The main points of this amendment, following a very brief perusal of the documents, are:

  • An increase in the number of dwellings from 442 to 463. This has been mainly achieved by reducing the number of three bedroom apartments and increasing the number of single bedroom apartments! So much for a ‘family’ oriented ‘village’!
  • Building envelopes will be increased for some of the housing blocks
  • Balconies will be ‘adjusted’ – meaning that they can be reduced in size, or be permitted to impinge even further into the declared setbacks

We also have to marvel at the sheer gall of the ‘summary’ (uploaded HERE) – in its continual use of euphemism and gobbledygook, as well as its insistence on the Incorporated Plan as the planning ‘bible’, rather than the Development Plan which surely is the equivalent of a set-in-concrete planning permit.
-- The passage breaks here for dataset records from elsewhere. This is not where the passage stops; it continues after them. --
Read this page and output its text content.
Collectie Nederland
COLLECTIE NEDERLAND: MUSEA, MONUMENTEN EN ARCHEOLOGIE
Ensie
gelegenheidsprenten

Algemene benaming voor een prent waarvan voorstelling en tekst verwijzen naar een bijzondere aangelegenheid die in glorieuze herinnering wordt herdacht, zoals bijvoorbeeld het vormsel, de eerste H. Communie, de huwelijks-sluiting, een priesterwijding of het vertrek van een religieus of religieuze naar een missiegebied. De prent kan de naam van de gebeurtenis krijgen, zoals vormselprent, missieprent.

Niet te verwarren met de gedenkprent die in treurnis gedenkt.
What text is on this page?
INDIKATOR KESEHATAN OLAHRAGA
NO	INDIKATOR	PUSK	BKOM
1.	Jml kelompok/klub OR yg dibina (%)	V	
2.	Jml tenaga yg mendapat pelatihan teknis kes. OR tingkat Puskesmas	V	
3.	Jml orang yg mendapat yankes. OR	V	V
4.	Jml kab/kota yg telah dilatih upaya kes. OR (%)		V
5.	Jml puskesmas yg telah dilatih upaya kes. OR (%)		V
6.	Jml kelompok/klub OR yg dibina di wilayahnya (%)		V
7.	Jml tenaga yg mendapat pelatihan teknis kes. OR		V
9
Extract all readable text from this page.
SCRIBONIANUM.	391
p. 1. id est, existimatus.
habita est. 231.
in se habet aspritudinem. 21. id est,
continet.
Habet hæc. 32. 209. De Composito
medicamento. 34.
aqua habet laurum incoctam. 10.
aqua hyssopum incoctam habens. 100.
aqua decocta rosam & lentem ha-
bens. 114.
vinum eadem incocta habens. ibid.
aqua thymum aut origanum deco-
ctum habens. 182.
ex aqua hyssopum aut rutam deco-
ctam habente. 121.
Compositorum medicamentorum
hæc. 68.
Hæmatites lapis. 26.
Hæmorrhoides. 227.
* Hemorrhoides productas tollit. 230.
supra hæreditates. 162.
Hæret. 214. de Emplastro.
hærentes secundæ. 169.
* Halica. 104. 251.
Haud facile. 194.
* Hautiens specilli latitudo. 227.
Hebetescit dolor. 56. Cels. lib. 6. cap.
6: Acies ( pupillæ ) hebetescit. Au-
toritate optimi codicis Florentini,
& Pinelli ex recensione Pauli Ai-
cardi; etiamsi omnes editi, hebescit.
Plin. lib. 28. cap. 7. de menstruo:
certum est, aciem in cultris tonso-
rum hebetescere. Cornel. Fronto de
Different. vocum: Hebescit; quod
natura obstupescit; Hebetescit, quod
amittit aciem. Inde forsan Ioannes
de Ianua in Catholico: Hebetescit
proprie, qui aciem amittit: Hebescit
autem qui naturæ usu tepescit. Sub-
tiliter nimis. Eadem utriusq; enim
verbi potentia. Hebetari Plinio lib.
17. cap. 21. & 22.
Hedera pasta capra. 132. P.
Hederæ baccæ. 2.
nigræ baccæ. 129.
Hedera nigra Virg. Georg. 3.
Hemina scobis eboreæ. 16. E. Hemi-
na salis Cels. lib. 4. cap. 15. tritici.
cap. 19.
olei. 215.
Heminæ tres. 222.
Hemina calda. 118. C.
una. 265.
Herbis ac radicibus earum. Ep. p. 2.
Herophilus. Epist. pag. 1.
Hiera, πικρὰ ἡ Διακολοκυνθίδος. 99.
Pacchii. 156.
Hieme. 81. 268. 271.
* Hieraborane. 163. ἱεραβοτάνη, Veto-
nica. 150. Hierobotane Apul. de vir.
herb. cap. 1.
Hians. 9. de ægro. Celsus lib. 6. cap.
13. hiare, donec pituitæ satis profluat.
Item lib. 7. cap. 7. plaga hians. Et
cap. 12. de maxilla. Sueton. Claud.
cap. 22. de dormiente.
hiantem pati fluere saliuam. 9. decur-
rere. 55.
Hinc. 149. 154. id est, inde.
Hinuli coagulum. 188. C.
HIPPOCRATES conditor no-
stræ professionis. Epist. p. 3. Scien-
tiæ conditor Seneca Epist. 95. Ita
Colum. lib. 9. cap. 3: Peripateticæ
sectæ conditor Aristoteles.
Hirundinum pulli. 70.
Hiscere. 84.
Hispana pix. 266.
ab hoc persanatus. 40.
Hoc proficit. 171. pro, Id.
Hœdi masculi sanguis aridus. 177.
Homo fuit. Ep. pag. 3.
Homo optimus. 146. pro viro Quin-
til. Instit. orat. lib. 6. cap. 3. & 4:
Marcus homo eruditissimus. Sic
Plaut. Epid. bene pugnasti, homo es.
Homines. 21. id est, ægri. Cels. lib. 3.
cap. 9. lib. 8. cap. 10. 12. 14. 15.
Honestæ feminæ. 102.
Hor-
We remind readers that council’s support for the Incorporated Plan included the argument that it was only a ‘conceptual’ document and that the Development Plan was the important one in terms of gaining planning approval.

We’ve dug up the Rocky Camera report on the Development Plan from December 2013 in which he stated:

This document gives certainty to the local community by precisely stipulating building envelopes; their heights, setbacks, and siting. It can be said that the Caulfield Village development is one of the most planned development sites in the municipality. The future development of this land has been “locked in” following a rigorous community consultation and amendment process, the community now has a high level of certainty in what to expect at Caulfield Village

Finally, here are some quotes from the proposed new amendment:

The amendment sought under this cover are a combination of necessary design refinements informed by these processes, as wellas realising an opportunity to optimise the efficiencies of the development within the general parameters of the approved Development Plan and prescriptive guidelines of the Incorporated Plan.

The majority of changes described in the Schedule are very minor cosmetic changes that will have no impact on neighbouring properties.

It is considered that the changed described above are so minor in nature as to be de minimis and entirely consistent with the approved development as endorsed.

Whilst it is acknowledged that most dwellings comprise one or two bedrooms, within each of the approved buildings there is a broad range of dwelling layouts, types and sizes provided ensuring that the development makes a meaningful contribution to dwelling diversity.

The increases to the building envelope at the fifth floor level are very minor and will servie to enhance the functionality of the apartment without compromising the usability of the balcony areas. The increases are so minor as to be negligible when viewed from Bond Street.

There’s much, much more that could be quoted. Interestingly, in a 7 page document the word ‘minor’ is repeated 17 times! As always, the ball is now in councillors’ court!